Golden State Warriors star Stephen Curry is part of a consortium being assembled by billionaire businessman Michael Rubin to buy the Carolina Panthers, ESPN reported on Tuesday.
Rubin, the owner of the sports apparel retailer Fanatics, on Monday was one of three known bidders with the financial strength to be a majority owner who notified the NFL with a formal letter of intent required by the league.
The other two are hedge fund billionaire David Tepper and Ben Navarro, the Charleston, South Carolina-based founder and CEO of Sherman Financial Group.
Rubin also owns stakes in the 76ers, the NHL's New Jersey Devils and Crystal Palace of England's Premier League.
Rick Rothacker and Jim Morrill of the The Charlotte Observer report that Rubin has lined up another person with NBA ties in his group:
Michael Rubin, the e-commerce billionaire who is considering a bid for the Carolina Panthers, has lined up a deep-pocketed partner: the billionaire minority owner of the Brooklyn Nets basketball team, Joseph Tsai, sources familiar with the matter told the Observer.
Two sources told the Observer that rapper Sean “Diddy” Combs is also joining Rubin’s group, and another source said the owner of the Fanatics sports merchandise retailer is looking to build a diverse group that could include Combs as well as NBA star Steph Curry.
Three sources said Rubin has no plans to move the team out of Charlotte if he is chosen as the new owner.
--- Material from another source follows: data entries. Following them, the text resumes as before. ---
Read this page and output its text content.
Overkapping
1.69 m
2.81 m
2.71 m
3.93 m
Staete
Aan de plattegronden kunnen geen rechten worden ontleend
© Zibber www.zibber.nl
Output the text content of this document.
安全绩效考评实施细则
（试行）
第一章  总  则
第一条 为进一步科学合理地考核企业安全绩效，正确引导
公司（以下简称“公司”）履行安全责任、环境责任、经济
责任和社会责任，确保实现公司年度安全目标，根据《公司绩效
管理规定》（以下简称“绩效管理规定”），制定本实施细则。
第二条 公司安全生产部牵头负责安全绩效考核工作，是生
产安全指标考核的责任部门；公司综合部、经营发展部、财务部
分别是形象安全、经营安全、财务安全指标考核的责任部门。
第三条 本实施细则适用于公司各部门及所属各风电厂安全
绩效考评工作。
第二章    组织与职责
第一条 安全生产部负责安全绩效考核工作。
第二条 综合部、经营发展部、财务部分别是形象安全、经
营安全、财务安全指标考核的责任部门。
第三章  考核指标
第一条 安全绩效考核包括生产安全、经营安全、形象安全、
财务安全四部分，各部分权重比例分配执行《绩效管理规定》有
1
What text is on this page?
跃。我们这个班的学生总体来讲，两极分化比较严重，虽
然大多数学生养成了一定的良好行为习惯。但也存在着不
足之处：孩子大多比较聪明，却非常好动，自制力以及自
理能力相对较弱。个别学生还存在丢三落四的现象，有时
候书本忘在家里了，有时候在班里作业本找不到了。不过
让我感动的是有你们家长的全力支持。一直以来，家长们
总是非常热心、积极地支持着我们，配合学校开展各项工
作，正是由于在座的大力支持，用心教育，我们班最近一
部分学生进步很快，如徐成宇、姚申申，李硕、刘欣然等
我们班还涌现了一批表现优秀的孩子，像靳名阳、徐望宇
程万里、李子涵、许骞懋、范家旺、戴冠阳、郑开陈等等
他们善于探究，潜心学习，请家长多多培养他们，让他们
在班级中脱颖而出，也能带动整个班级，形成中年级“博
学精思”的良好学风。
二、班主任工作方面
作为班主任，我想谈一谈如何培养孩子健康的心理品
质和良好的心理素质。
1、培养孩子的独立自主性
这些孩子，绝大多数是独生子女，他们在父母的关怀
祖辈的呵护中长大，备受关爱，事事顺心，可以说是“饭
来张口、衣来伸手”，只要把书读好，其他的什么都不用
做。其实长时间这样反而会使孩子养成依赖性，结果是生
The sources talked on condition of anonymity because of the confidential nature of the sales process.
Curry expressed his interest in joining a potential ownership group in the Panthers, the team he grew up rooting for in Charlotte, when hip-hop mogul Combs tweeted his desire to buy the franchise in early December.
"It's a pretty interesting opportunity," Curry said several weeks later. "I've had conversations with plenty of people about the right way to go about it and kind of the different approaches I could personally take. Obviously I have a day job but I've got people that are plugged in and trying to see how to make that happen."
Curry and Combs would be high-profile members of what ESPN described as "a strong, diverse group" being assembled by Rubin, who has amassed an estimated fortune of $3 billion via various e-commerce enterprises. But even that mountain of cash would be seriously dented by the Panthers' $2.3 billion valuation.
The Panthers were put up for sale after the NFL's internal investigation into allegations of workplace misconduct by founding owner Jerry Richardson.